Adam blinked, rapidly. The words intimated that Sigrun had gone after Apollo of Delphi and killed him. Probably in single combat, or an . . . execution strike. Every time he thought he’d gotten a handle on how much power she actually had, his expectations were overturned.
Then Sigrun curled in on herself, and Adam wanted to curse Niðhoggr. She raised her face, after a moment, however, and replied, looking at Nith steadfastly, Ah, my friend. I hope that your words are true. It would ease the burden of my heart. For while the greater part of me mourns, some part of me is . . . relieved. And I hate that part of me with all the rest of my soul.
Adam froze in place at the silent admission, and then swallowed again, hard. “Is it relief for her, or relief for yourself?” he asked, in the pre-dawn grayness of the living room. “Relief that she’s free of the pain, or relief that you no longer have to see her, carry the burden of her madness?”
Sigrun looked down at the floor, and her voice was almost inaudible as she replied, “I do not know.” Her expression filled with shame, and while Adam wanted to kick himself for putting that on her shoulders, a niggling at the back of Adam’s mind whispered, And when you die, she’ll mourn, but a part of her is going to be relieved that she doesn’t have to help you in and out of the shower anymore. Won’t have to monitor your heart, and blood pressure, and mitigate the arthritis. One less burden. And she’ll get to hate herself for that relief, as well. He reached out, and touched a piece of hair that had pulled loose from her braid. His throat ached, and he had no idea what to do to comfort her. Once, he’d have pulled her into his arms, held her, and prayed that that would be enough. But the death-cold armor would forbid that, even if her expression wasn’t as remote as the stars. “Sig,” he said, chilled. “What do you want me to say?”

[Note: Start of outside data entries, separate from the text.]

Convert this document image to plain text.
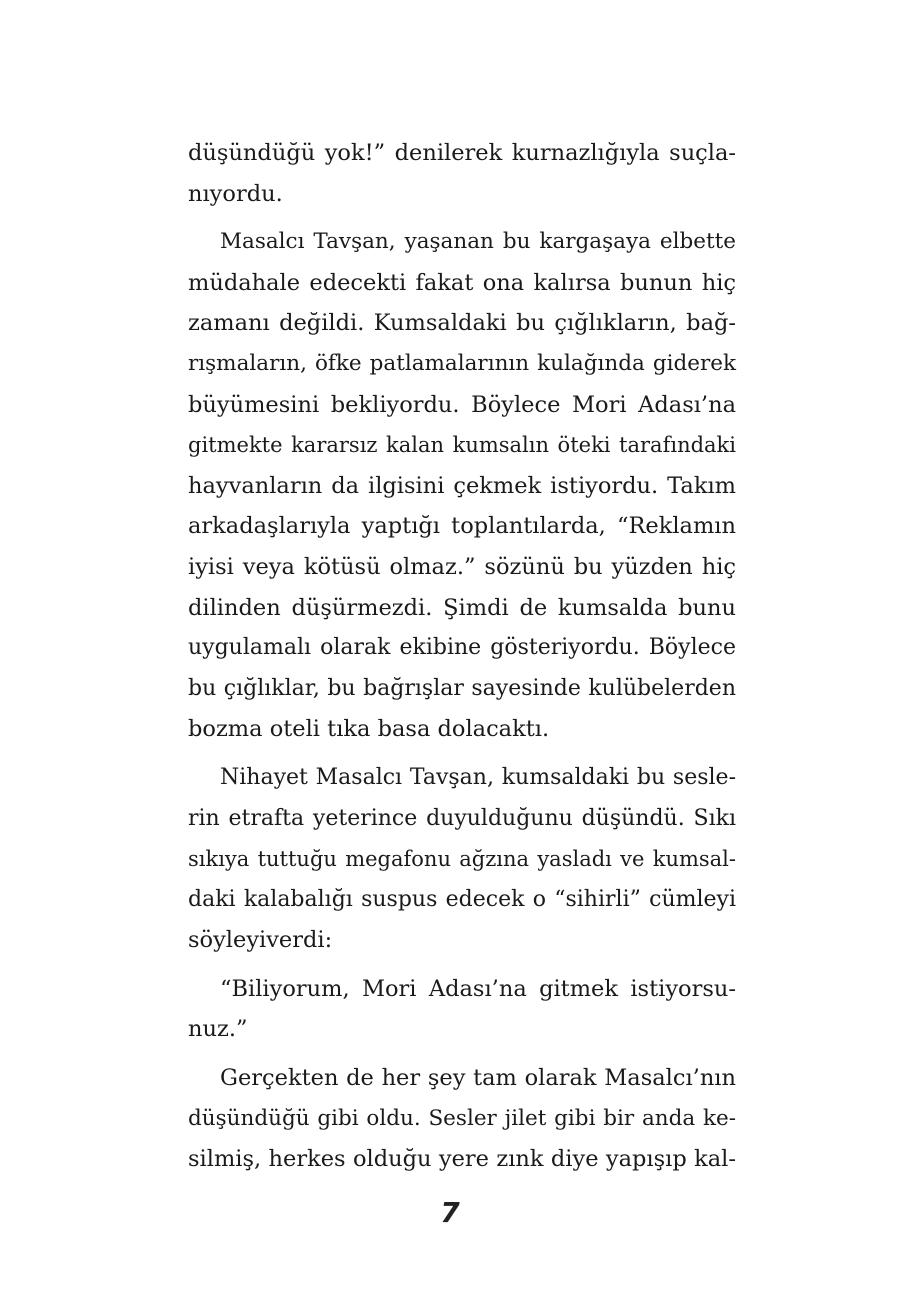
düşündüğü yok!” denilerek kurnazlığıyla suçla-
nıyordu.
Masalcı Tavşan, yaşanan bu kargaşaya elbette
müdahale edecekti fakat ona kalırsa bunun hiç
zamanı değildi. Kumsaldaki bu çığlıkların, bağ-
rışmaların, öfke patlamalarının kulağında giderek
büyümesini bekliyordu. Böylece Mori Adası’na
gitmekte kararsız kalan kumsalın öteki tarafındaki
hayvanların da ilgisini çekmek istiyordu. Takım
arkadaşlarıyla yaptığı toplantılarda, “Reklamın
iyisi veya kötüsü olmaz.” sözünü bu yüzden hiç
dilinden düşürmezdi. Şimdi de kumsalda bunu
uygulamalı olarak ekibine gösteriyordu. Böylece
bu çığlıklar, bu bağrışlar sayesinde kulübelerden
bozma oteli tıka basa dolacaktı.
Nihayet Masalcı Tavşan, kumsaldaki bu sesle-
rin etrafta yeterince duyulduğunu düşündü. Sıkı
sıkıya tuttuğu megafonu ağzına yasladı ve kumsal-
daki kalabalığı suspus edecek o “sihirli” cümleyi
söyleyiverdi:
“Biliyorum, Mori Adası’na gitmek istiyorsu-
nuz.”
Gerçekten de her şey tam olarak Masalcı’nın
düşündüğü gibi oldu. Sesler jilet gibi bir anda ke-
silmiş, herkes olduğu yere zınk diye yapışıp kal-
7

She looked up, her grey eyes once more filling with tears. She started to speak, and her breath caught in her throat. And then she shook her head. “Nothing at all,” Sigrun told him. She stood, and went to the kitchen, and mechanically opened cupboards. Turned on the gas-powered stove. And shortly thereafter, she’d put together a simple meal of oatmeal, bread,
and honey-beer. “It’s customary, at funerals,” she said, her face blank. “These would have been put into the ground with her ashes, or with her body, if she’d asked for a burial mound.”
Adam accepted a bowl from her, but he had no appetite. “What else is involved?” he asked, hesitantly. Her father’s funeral had been chilly and Roman, at Medea’s directions.

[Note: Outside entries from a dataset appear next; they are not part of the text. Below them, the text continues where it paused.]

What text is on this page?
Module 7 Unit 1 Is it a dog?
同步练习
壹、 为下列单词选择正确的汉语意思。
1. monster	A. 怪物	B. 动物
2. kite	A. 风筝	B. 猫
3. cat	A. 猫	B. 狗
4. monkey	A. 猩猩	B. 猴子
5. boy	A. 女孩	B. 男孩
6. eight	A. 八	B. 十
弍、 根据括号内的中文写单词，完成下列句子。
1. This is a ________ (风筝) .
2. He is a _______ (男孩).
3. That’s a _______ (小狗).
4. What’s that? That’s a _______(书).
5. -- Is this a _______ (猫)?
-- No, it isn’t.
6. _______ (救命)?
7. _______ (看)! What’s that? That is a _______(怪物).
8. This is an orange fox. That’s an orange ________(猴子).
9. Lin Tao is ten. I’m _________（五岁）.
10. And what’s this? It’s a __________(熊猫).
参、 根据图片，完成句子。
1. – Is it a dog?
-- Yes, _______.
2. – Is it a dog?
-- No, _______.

Sigrun shrugged. “A king, in ages past, might have had a thrall volunteer to join him in the afterlife. If a woman volunteered, all of the king’s men would have relations with her, on the theory that they were sending their life-force into the afterlife with the king, through her body. Then they’d beat their shields with their swords to cover her screams as they stabbed her to death before laying her to rest with the king.”
Adam shook his head. “Your people greeted death with orgies and beer.”
“My people greeted winter with sex and liquor. Also spring, summer, and fall.” Sigrun returned, with a note of asperity in her voice that lifted some of the chill in her demeanor. “Sexual magic was common in ancient times. Sex was generativity, and a way to invoke life-force. To send it into the earth, to wake up the land by having couples out in the new-plowed fields in spring, or to hold off the worst of winter, and defy death. It’s an example of the pervasive as above, so below theorem that Trennus and Kanmi always talk about.” She shrugged.